Some Things Never Change, But Bylines Do

San Diego declared March 30 “Roger Showley Day,” commemorating the Union-Tribune reporter’s retirement after 44 years at the paper.

Fittingly, Showley’s final story revisited the 1974 book “Temporary Paradise?” about the promise and problems facing San Diego’s growth and development. The book has been republished this year, including a prologue from SDSU professor Bruce Appleyard, whose dad, Donald Appleyard, was one of its original authors.

On Facebook, Showley pointed out that the book’s release and re-release perfectly bookend his career at the paper. During that time, Showley has relentlessly covered how and where San Diego is growing. Few topics are as central to local government as land use. The region will be less informed on those matters without Showley’s yeoman’s work.

— Andrew Keatts

In Other News

General Dynamics-NASSCO is promising to hire 800 to 1,000 workers, including welders, electricians and shipfitters. (Union-Tribune)

The Union-Tribune also reports that the various public and private parties competing for control of a bayfront site in San Diego — which is key to the city’s planned expansion of the convention center — are in a holding pattern while closed-door discussions continue.

Cesar Chavez would have been 91 on Friday. KPBS spoke to a close friend of his, retired educator LeRoy Chatfield, about the labor leader’s legacy.
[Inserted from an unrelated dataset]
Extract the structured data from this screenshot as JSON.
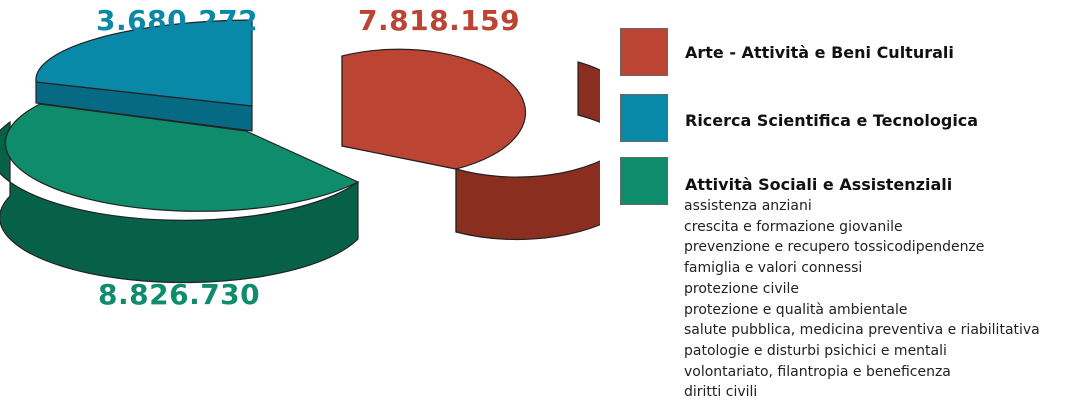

• A deported U.S. Army veteran who was granted U.S. citizenship is expected to attend a naturalization ceremony next month in San Diego. (Associated Press)

The craft beer sector’s share of the market is growing while the volume of beer sold in the U.S. declined slightly in 2017. (San Diego Reader)

Top Stories of the Week

1. Thanks to a Loophole, Remodels Along the Coast Are Actually New Homes

Developers on the coast have learned to use a loophole that lets them tear down old homes, replace them with bigger ones and call it a remodel. Neighbors have hated it for years, and now are pushing for a fix. (Andrew Keatts)
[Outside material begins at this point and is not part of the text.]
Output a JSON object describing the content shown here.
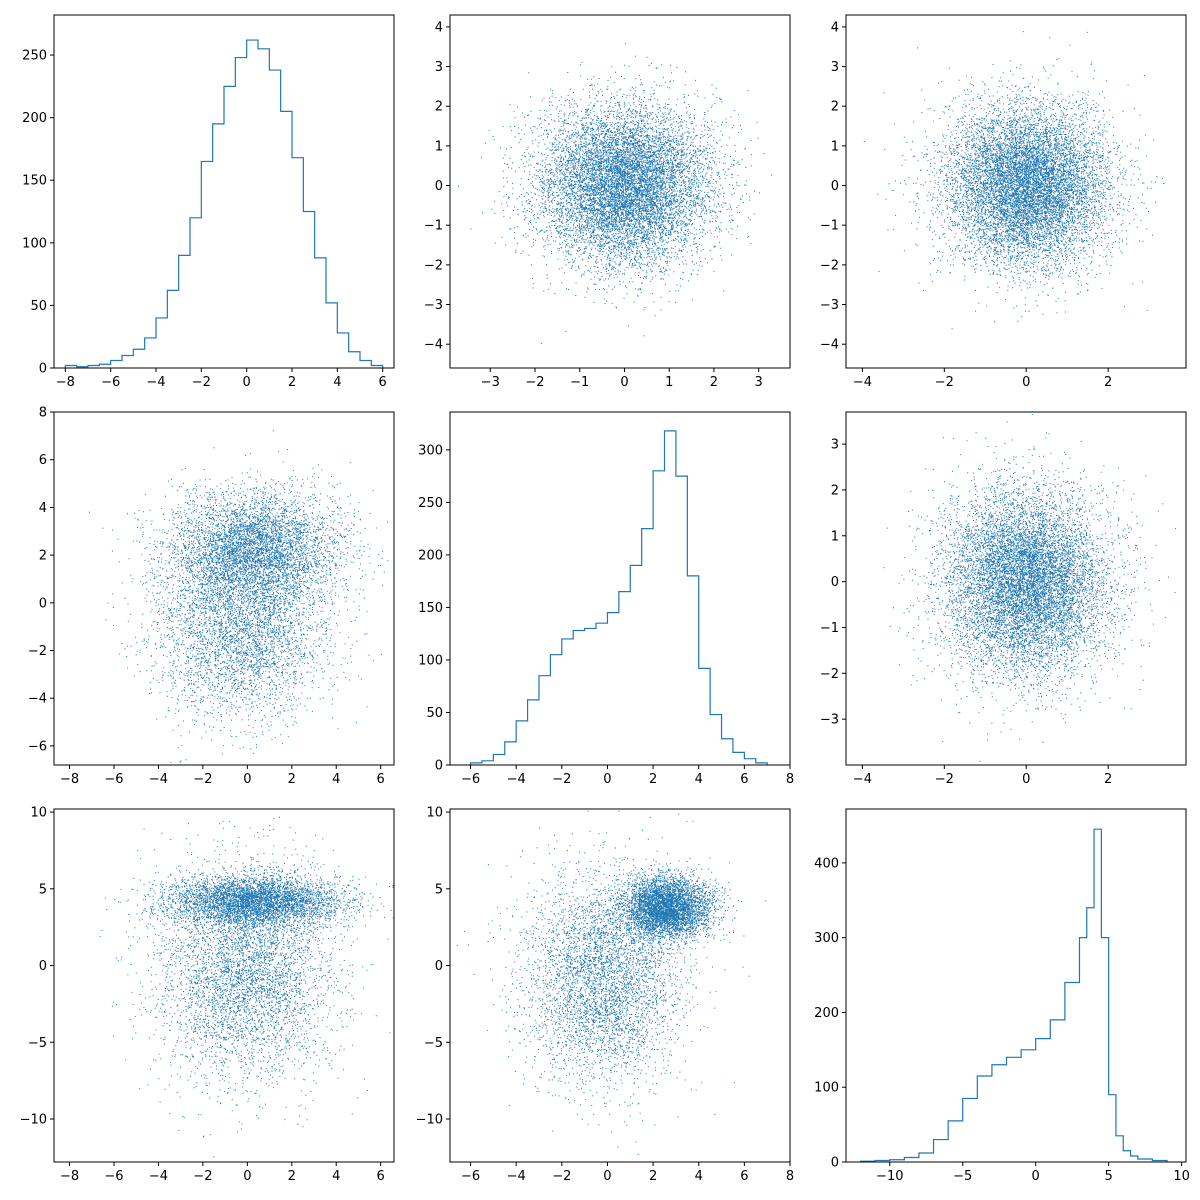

2. Councilman Calls Use of ‘SDSU’ in Initiative for Mission Valley Land Illegal

Supporters of the initiative that would sell the old stadium land to San Diego State University have had to keep their distance from the university. But City Councilman Scott Sherman says they broke the law by using the name SDSU for their initiative and campaigns. (Andrew Keatts)
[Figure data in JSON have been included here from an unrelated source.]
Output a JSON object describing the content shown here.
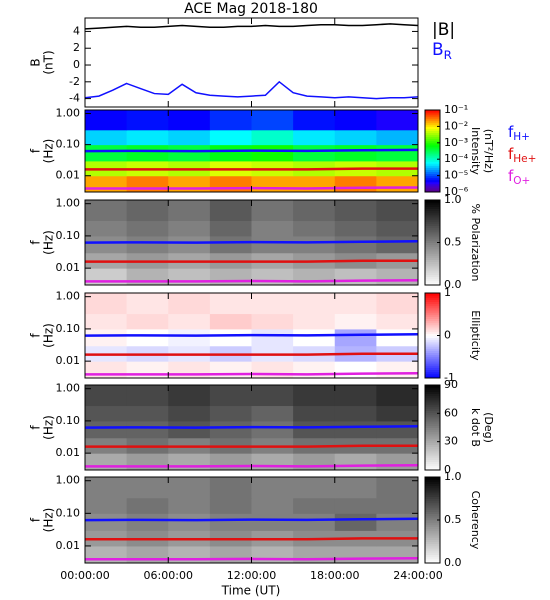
{
  "chart_data": [
    {
      "type": "line",
      "title": "ACE Mag 2018-180",
      "ylabel": [
        "B",
        "(nT)"
      ],
      "ylim": [
        -5,
        5.6
      ],
      "yticks": [
        -4,
        -2,
        0,
        2,
        4
      ],
      "x": [
        0,
        1,
        2,
        3,
        4,
        5,
        6,
        7,
        8,
        9,
        10,
        11,
        12,
        13,
        14,
        15,
        16,
        17,
        18,
        19,
        20,
        21,
        22,
        23,
        24
      ],
      "series": [
        {
          "name": "|B|",
          "color": "#000000",
          "values": [
            4.3,
            4.4,
            4.5,
            4.6,
            4.5,
            4.5,
            4.6,
            4.7,
            4.6,
            4.5,
            4.5,
            4.6,
            4.6,
            4.7,
            4.6,
            4.6,
            4.7,
            4.8,
            4.8,
            4.7,
            4.7,
            4.8,
            4.9,
            4.8,
            4.7
          ]
        },
        {
          "name": "B",
          "subscript": "R",
          "color": "#1010ff",
          "values": [
            -3.9,
            -3.7,
            -3.0,
            -2.2,
            -2.8,
            -3.4,
            -3.5,
            -2.3,
            -3.3,
            -3.6,
            -3.7,
            -3.8,
            -3.7,
            -3.6,
            -2.0,
            -3.3,
            -3.7,
            -3.8,
            -3.9,
            -3.8,
            -3.9,
            -4.0,
            -3.9,
            -3.9,
            -3.8
          ]
        }
      ]
    },
    {
      "type": "spectrogram",
      "ylabel": [
        "f",
        "(Hz)"
      ],
      "log": true,
      "ylim": [
        0.003,
        1.3
      ],
      "yticks": [
        {
          "value": 1,
          "label": "1.00"
        },
        {
          "value": 0.1,
          "label": "0.10"
        },
        {
          "value": 0.01,
          "label": "0.01"
        }
      ],
      "t_bins": [
        0,
        3,
        6,
        9,
        12,
        15,
        18,
        21,
        24
      ],
      "f_bins": [
        0.003,
        0.01,
        0.03,
        0.1,
        0.3,
        1.3
      ],
      "colormap": "rainbow",
      "zlog": true,
      "zlim": [
        1e-06,
        0.1
      ],
      "zticks": [
        {
          "value": 0.1,
          "label": "10⁻¹"
        },
        {
          "value": 0.01,
          "label": "10⁻²"
        },
        {
          "value": 0.001,
          "label": "10⁻³"
        },
        {
          "value": 0.0001,
          "label": "10⁻⁴"
        },
        {
          "value": 1e-05,
          "label": "10⁻⁵"
        },
        {
          "value": 1e-06,
          "label": "10⁻⁶"
        }
      ],
      "cbar_label": [
        "Intensity",
        "(nT²/Hz)"
      ],
      "z": [
        [
          0.02,
          0.03,
          0.02,
          0.03,
          0.02,
          0.02,
          0.03,
          0.02
        ],
        [
          0.004,
          0.005,
          0.004,
          0.006,
          0.005,
          0.004,
          0.005,
          0.004
        ],
        [
          0.0004,
          0.0005,
          0.0004,
          0.0006,
          0.0008,
          0.0004,
          0.0005,
          0.0004
        ],
        [
          4e-05,
          5e-05,
          4e-05,
          6e-05,
          0.0001,
          5e-05,
          4e-05,
          3e-05
        ],
        [
          5e-06,
          6e-06,
          5e-06,
          8e-06,
          1e-05,
          6e-06,
          5e-06,
          4e-06
        ]
      ],
      "line_x": [
        0,
        4,
        8,
        12,
        16,
        20,
        24
      ],
      "lines": [
        {
          "name": "f",
          "subscript": "H+",
          "color": "#1010ff",
          "values": [
            0.062,
            0.063,
            0.062,
            0.064,
            0.063,
            0.066,
            0.068
          ]
        },
        {
          "name": "f",
          "subscript": "He+",
          "color": "#e01010",
          "values": [
            0.016,
            0.016,
            0.016,
            0.016,
            0.016,
            0.017,
            0.017
          ]
        },
        {
          "name": "f",
          "subscript": "O+",
          "color": "#e020e0",
          "values": [
            0.0039,
            0.0039,
            0.0039,
            0.004,
            0.0039,
            0.0041,
            0.0042
          ]
        }
      ]
    },
    {
      "type": "spectrogram",
      "ylabel": [
        "f",
        "(Hz)"
      ],
      "log": true,
      "ylim": [
        0.003,
        1.3
      ],
      "yticks": [
        {
          "value": 1,
          "label": "1.00"
        },
        {
          "value": 0.1,
          "label": "0.10"
        },
        {
          "value": 0.01,
          "label": "0.01"
        }
      ],
      "t_bins": [
        0,
        3,
        6,
        9,
        12,
        15,
        18,
        21,
        24
      ],
      "f_bins": [
        0.003,
        0.01,
        0.03,
        0.1,
        0.3,
        1.3
      ],
      "colormap": "gray",
      "zlim": [
        0,
        1
      ],
      "zticks": [
        {
          "value": 0,
          "label": "0.0"
        },
        {
          "value": 0.5,
          "label": "0.5"
        },
        {
          "value": 1,
          "label": "1.0"
        }
      ],
      "cbar_label": [
        "% Polarization"
      ],
      "z": [
        [
          0.2,
          0.3,
          0.25,
          0.3,
          0.25,
          0.3,
          0.25,
          0.3
        ],
        [
          0.35,
          0.4,
          0.35,
          0.4,
          0.35,
          0.4,
          0.45,
          0.4
        ],
        [
          0.45,
          0.5,
          0.45,
          0.55,
          0.5,
          0.5,
          0.55,
          0.6
        ],
        [
          0.5,
          0.55,
          0.5,
          0.6,
          0.5,
          0.55,
          0.6,
          0.65
        ],
        [
          0.55,
          0.6,
          0.55,
          0.65,
          0.55,
          0.6,
          0.65,
          0.7
        ]
      ]
    },
    {
      "type": "spectrogram",
      "ylabel": [
        "f",
        "(Hz)"
      ],
      "log": true,
      "ylim": [
        0.003,
        1.3
      ],
      "yticks": [
        {
          "value": 1,
          "label": "1.00"
        },
        {
          "value": 0.1,
          "label": "0.10"
        },
        {
          "value": 0.01,
          "label": "0.01"
        }
      ],
      "t_bins": [
        0,
        3,
        6,
        9,
        12,
        15,
        18,
        21,
        24
      ],
      "f_bins": [
        0.003,
        0.01,
        0.03,
        0.1,
        0.3,
        1.3
      ],
      "colormap": "bwr",
      "zlim": [
        -1,
        1
      ],
      "zticks": [
        -1,
        0,
        1
      ],
      "cbar_label": [
        "Ellipticity"
      ],
      "z": [
        [
          0.1,
          0.05,
          0.1,
          0.05,
          0.1,
          0.05,
          0,
          0.05
        ],
        [
          -0.1,
          -0.15,
          -0.1,
          -0.2,
          -0.1,
          -0.15,
          -0.3,
          -0.2
        ],
        [
          0.05,
          0,
          -0.05,
          0,
          -0.1,
          0,
          -0.35,
          0
        ],
        [
          0.1,
          0.15,
          0.1,
          0.2,
          0.15,
          0.1,
          0.05,
          0.1
        ],
        [
          0.15,
          0.1,
          0.15,
          0.1,
          0.1,
          0.1,
          0.1,
          0.15
        ]
      ]
    },
    {
      "type": "spectrogram",
      "ylabel": [
        "f",
        "(Hz)"
      ],
      "log": true,
      "ylim": [
        0.003,
        1.3
      ],
      "yticks": [
        {
          "value": 1,
          "label": "1.00"
        },
        {
          "value": 0.1,
          "label": "0.10"
        },
        {
          "value": 0.01,
          "label": "0.01"
        }
      ],
      "t_bins": [
        0,
        3,
        6,
        9,
        12,
        15,
        18,
        21,
        24
      ],
      "f_bins": [
        0.003,
        0.01,
        0.03,
        0.1,
        0.3,
        1.3
      ],
      "colormap": "gray",
      "zlim": [
        0,
        90
      ],
      "zticks": [
        0,
        30,
        60,
        90
      ],
      "cbar_label": [
        "k dot B",
        "(Deg)"
      ],
      "z": [
        [
          30,
          35,
          30,
          35,
          30,
          35,
          30,
          35
        ],
        [
          45,
          50,
          45,
          50,
          45,
          50,
          50,
          50
        ],
        [
          55,
          55,
          60,
          55,
          50,
          60,
          60,
          60
        ],
        [
          60,
          60,
          65,
          60,
          55,
          65,
          65,
          70
        ],
        [
          65,
          65,
          70,
          65,
          65,
          70,
          70,
          75
        ]
      ]
    },
    {
      "type": "spectrogram",
      "ylabel": [
        "f",
        "(Hz)"
      ],
      "log": true,
      "ylim": [
        0.003,
        1.3
      ],
      "yticks": [
        {
          "value": 1,
          "label": "1.00"
        },
        {
          "value": 0.1,
          "label": "0.10"
        },
        {
          "value": 0.01,
          "label": "0.01"
        }
      ],
      "t_bins": [
        0,
        3,
        6,
        9,
        12,
        15,
        18,
        21,
        24
      ],
      "f_bins": [
        0.003,
        0.01,
        0.03,
        0.1,
        0.3,
        1.3
      ],
      "colormap": "gray",
      "zlim": [
        0,
        1
      ],
      "zticks": [
        {
          "value": 0,
          "label": "0.0"
        },
        {
          "value": 0.5,
          "label": "0.5"
        },
        {
          "value": 1,
          "label": "1.0"
        }
      ],
      "cbar_label": [
        "Coherency"
      ],
      "z": [
        [
          0.3,
          0.35,
          0.3,
          0.35,
          0.3,
          0.35,
          0.35,
          0.35
        ],
        [
          0.4,
          0.45,
          0.4,
          0.45,
          0.4,
          0.45,
          0.45,
          0.45
        ],
        [
          0.45,
          0.5,
          0.45,
          0.5,
          0.5,
          0.5,
          0.6,
          0.5
        ],
        [
          0.5,
          0.55,
          0.5,
          0.55,
          0.5,
          0.55,
          0.55,
          0.55
        ],
        [
          0.5,
          0.5,
          0.5,
          0.55,
          0.5,
          0.5,
          0.5,
          0.55
        ]
      ],
      "xlim": [
        0,
        24
      ],
      "xticks": [
        {
          "value": 0,
          "label": "00:00:00"
        },
        {
          "value": 6,
          "label": "06:00:00"
        },
        {
          "value": 12,
          "label": "12:00:00"
        },
        {
          "value": 18,
          "label": "18:00:00"
        },
        {
          "value": 24,
          "label": "24:00:00"
        }
      ],
      "xlabel": "Time (UT)"
    }
  ]
}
3. Politics Report: Votes Thrown Out in Barrio Logan

District Attorney Summer Stephan opens up about a controversial decision and more. Community planning in Barrio Logan is a big deal and causing big political moves. The charter schools are coming (to a convention). (Scott Lewis and Andrew Keatts)

4. County Leaders Will Consider Joining Trump Lawsuit

County Board of Supervisors Chairwoman Kristin Gaspar says the board will discuss in closed session whether to join the lawsuit between California and the Trump administration over the state’s sanctuary policies. (Maya Srikrishnan)

5. San Diego County Will Be Short of Housing Even If Everything Planned Gets Built

SANDAG projects the county will be more than 150,000 homes short of what it will need by 2050, even if cities across the county build everything current plans allow. (Lisa Halverstadt)


Thursday’s Learning Curve column said the California Charter Schools Association endorsed Antonio Villaraigosa for governor. The endorsement came from The California Charter Schools Association Advocates, the group’s political arm.